The α-KTx peptide toxins inhibit different types of potassium channels by occluding the outer channel pore composed of four identical α subunits. The large-conductance, calcium-activated (BK or Slo1) and voltage-dependent (KV) potassium channels differ in their specificity for the different α-KTx subfamilies. While many different α-KTx subfamilies of different sizes inhibit KV1 channels with high affinity, only one subfamily, α-KTx 1.x, inhibits BK channels with high affinity. Two solvent-exposed regions of the outer pore that influence α-KTx binding, the turret and loop, display high sequence variability among different potassium channels and may contribute to differences in α-KTx specificity. While these α-KTx domains have been studied in KV1 channels, little is known about the corresponding BK α-KTx domains. To define α-KTx sites in the BK outer pore, we examined the effect of 19 outer pore mutations on specific binding of 125I-labeled iberiotoxion (IbTX or α-KTx 1.3) and on their cell-surface expression. Similar to α-KTx sites in the Shaker KV1 loop, site-directed mutations in the BK loop disrupted specific IbTX binding. In contrast, mutations in the BK turret region revealed three novel α-KTx sites, Q267, N268, and L272, which are distinct from α-KTx sites in the KV1 turret. The BK turret region shows no sequence identity with KV1 and MthK turrets of known 3D structure. To define the BK turret, we used secondary structure prediction methods that incorporated information from sequence alignment of 30 different Slo1 and Slo3 turret sequences from 5 of the 7 major animal phyla representing 27 different species.

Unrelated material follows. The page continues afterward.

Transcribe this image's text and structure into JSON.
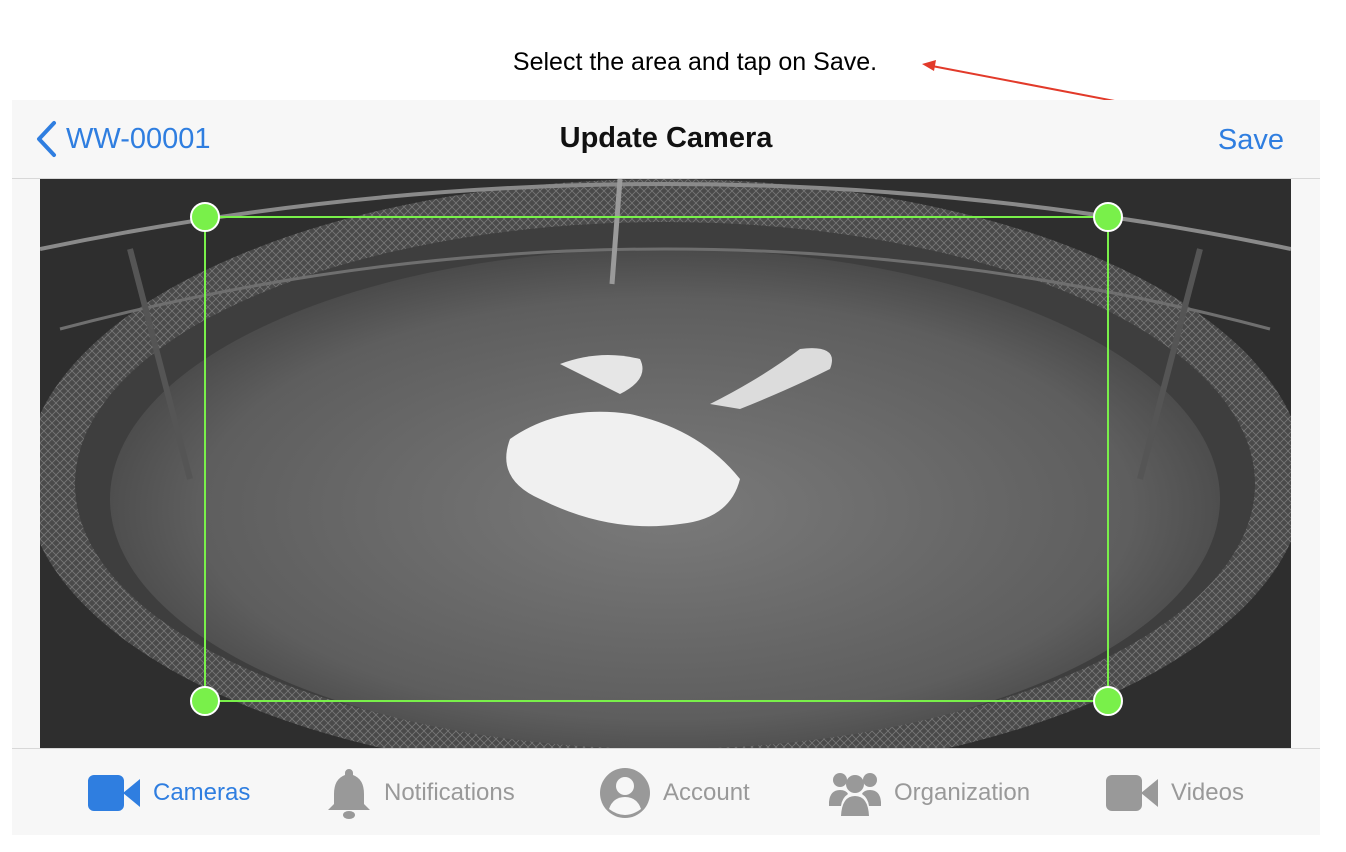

Results of this analysis suggest that the BK turret contains 18 amino acids and is defined by a cluster of strictly conserved polar residues at the N-terminal side of the turret. Thus, the BK turret is predicted to have six more amino acids than the KV1 turret. Results of this work suggest that BK and KV1 outer pores have a similar α-KTx domain in the loop preceding the inner helix, but that the BK turret comprises a unique α-KTx interaction surface that likely contributes to the exclusive selectivity of BK channels for α-KTx1.x toxins.